Le jugement de la Cour supérieure du Québec dans Hammedi c. Cristea, 2014 QCCS 4564, condamnant un journaliste à payer 7000$ de dommages et intérêts à un couple dont il avait, sans son consentement, pris et publié la photo parce que la dame portait un niqab suscite beaucoup de controverse. Éloïse Gratton a, fort poliment, suggéré que cette décision aurait des conséquences malheureuses. Pierre Trudel, avec moins de retenue, a soutenu qu’elle « accentue encore plus le déséquilibre entre la liberté d’expression et le droit à l’image qui bénéficie, au Québec, d’une inquiétante suprématie sur la liberté d’expression ». La fédération des journalistes professionnels du Québec l’a dénoncé comme une « dangereuse […] atteinte à la liberté de presse ». Hier, le ton est encore monté, avec les billets, publiés sur le Blogue Politique de l’Actualité, de Frédéric Bastien, qui dénonçait, comme à son habitude, une nouvelle manifestation de « de l’idéologie antiraciste qui imprègne les bien-pensants » et de « l’activisme judiciaire », et de Jérôme Lussier, qui défend le jugement de la Cour supérieure comme reflétant un nécessaire respect de la vie privée de citoyens vulnérable.
Pour ma part, je partage l’avis du prof. Trudel. La décision de la Cour supérieure reflète, comme il l’explique, une conception trop large du « droit à l’image » et, surtout, une conception bien trop étroite de l’intérêt public et de la liberté d’expression. Même si les vitupérations de M. Bastien, comme toujours, sont excessives et manquent désespérément d’assise factuelle ou juridique, Me Lussier, à mon avis, néglige beaucoup de nuances importantes en y répliquant.
Les faits de l’affaire sont simples. Le défendeur, qui publie un petit journal à Québec, voit une dame portant un niqab, la demanderesse, dans un marché aux puces local. Il constate, écrira-t-il plus tard, que « [s]ur certains visages se lisait facilement la consternation ». Il prend donc quelques photos, où la dame et son mari, le demandeur, sont visibles, le visage du demandeur identifiable. Il publie une de ces photos dans son journal, dans une article qu’il intitule « Le voile intégral est de retour à Québec ». Les demandeurs en ont vent et, après avoir considéré la proposition du demandeur de publier une réplique, choisissent plutôt de le poursuivre pour atteinte à la réputation de la demanderesse (un recours que la Cour a rejeté) et violation de leur droit à l’image.
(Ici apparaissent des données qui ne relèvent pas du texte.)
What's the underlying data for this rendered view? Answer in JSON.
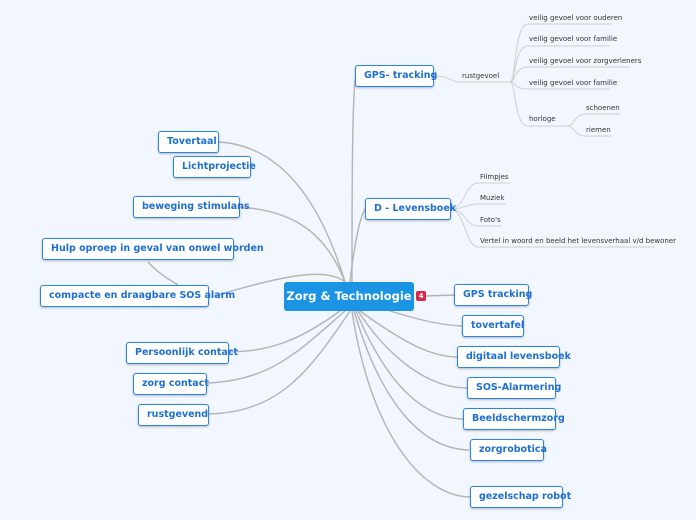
{
  "central": {
    "label": "Zorg & Technologie",
    "collapse_badge": "4"
  },
  "branches_right_top": [
    {
      "label": "GPS- tracking",
      "children": [
        {
          "label": "rustgevoel",
          "children": [
            {
              "label": "veilig gevoel voor ouderen"
            },
            {
              "label": "veilig gevoel voor familie"
            },
            {
              "label": "veilig gevoel voor zorgverleners"
            },
            {
              "label": "veilig gevoel voor familie"
            },
            {
              "label": "horloge",
              "children": [
                {
                  "label": "schoenen"
                },
                {
                  "label": "riemen"
                }
              ]
            }
          ]
        }
      ]
    },
    {
      "label": "D - Levensboek",
      "children": [
        {
          "label": "Filmpjes"
        },
        {
          "label": "Muziek"
        },
        {
          "label": "Foto's"
        },
        {
          "label": "Vertel in woord en beeld het levensverhaal v/d bewoner"
        }
      ]
    }
  ],
  "branches_right": [
    {
      "label": "GPS tracking"
    },
    {
      "label": "tovertafel"
    },
    {
      "label": "digitaal levensboek"
    },
    {
      "label": "SOS-Alarmering"
    },
    {
      "label": "Beeldschermzorg"
    },
    {
      "label": "zorgrobotica"
    },
    {
      "label": "gezelschap robot"
    }
  ],
  "branches_left": [
    {
      "label": "Tovertaal"
    },
    {
      "label": "Lichtprojectie"
    },
    {
      "label": "beweging stimulans"
    },
    {
      "label": "Hulp oproep in geval van onwel worden"
    },
    {
      "label": "compacte en draagbare SOS alarm"
    },
    {
      "label": "Persoonlijk contact"
    },
    {
      "label": "zorg contact"
    },
    {
      "label": "rustgevend"
    }
  ],
  "colors": {
    "background": "#f2f6fe",
    "central_fill": "#1c94e4",
    "node_border": "#2a86e0",
    "node_text": "#1d6fd1",
    "connector": "#b0b0b0",
    "badge": "#d9294a"
  }
}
L’article 36 du Code civil du Québec dispose entre autres que « peu[t] être […] considéré[…] comme [une] atteinte[…] à la vie privée d’une personne [le fait d’] [u]tiliser son nom, son image, sa ressemblance ou sa voix à toute autre fin que l’information légitime du public ». Cette disposition met en oeuvre l’article 5 de la Charte des droits et libertés de la personne (alias la Charte québécoise), qui dispose que « [t]oute personne a droit au respect de sa vie privée ». Appliquant cette dernière disposition (mais pas directement l’art. 36 du Code civil, qui n’était pas encore en vigueur au moment des faits) dans Aubry c. Éditions Vice‑Versa, [1998] 1 R.C.S. 591, la Cour suprême a statué que la publication d’une image d’une personne où celle-ci était identifiable constitue prima facie une atteinte à sa vie privée, et donc une faute. Elle ne sera cependant pas considérée comme fautive si elle répond à « [l]’intérêt du public à être informé » (par. 57), ce qui sera notamment lorsque la personne en cause est quelqu’un « dont la réussite professionnelle dépend de l’opinion publique » ou encore « un individu […] appelé à jouer un rôle de premier plan dans une affaire qui relève du domaine public, par exemple, un procès important, une activité économique majeure ayant une incidence sur l’emploi de fonds publics, ou une activité qui met en cause la sécurité publique » (par. 58) ou une personne se trouvant « accessoirement » dans un lieu ou un événement public ― mais pas si la personne est le sujet central de la photo (comme c’était d’ailleurs le cas dans Aubry, où une image de la demanderesse avait été utilisée pour illustrer un essai sur « la vie urbaine »).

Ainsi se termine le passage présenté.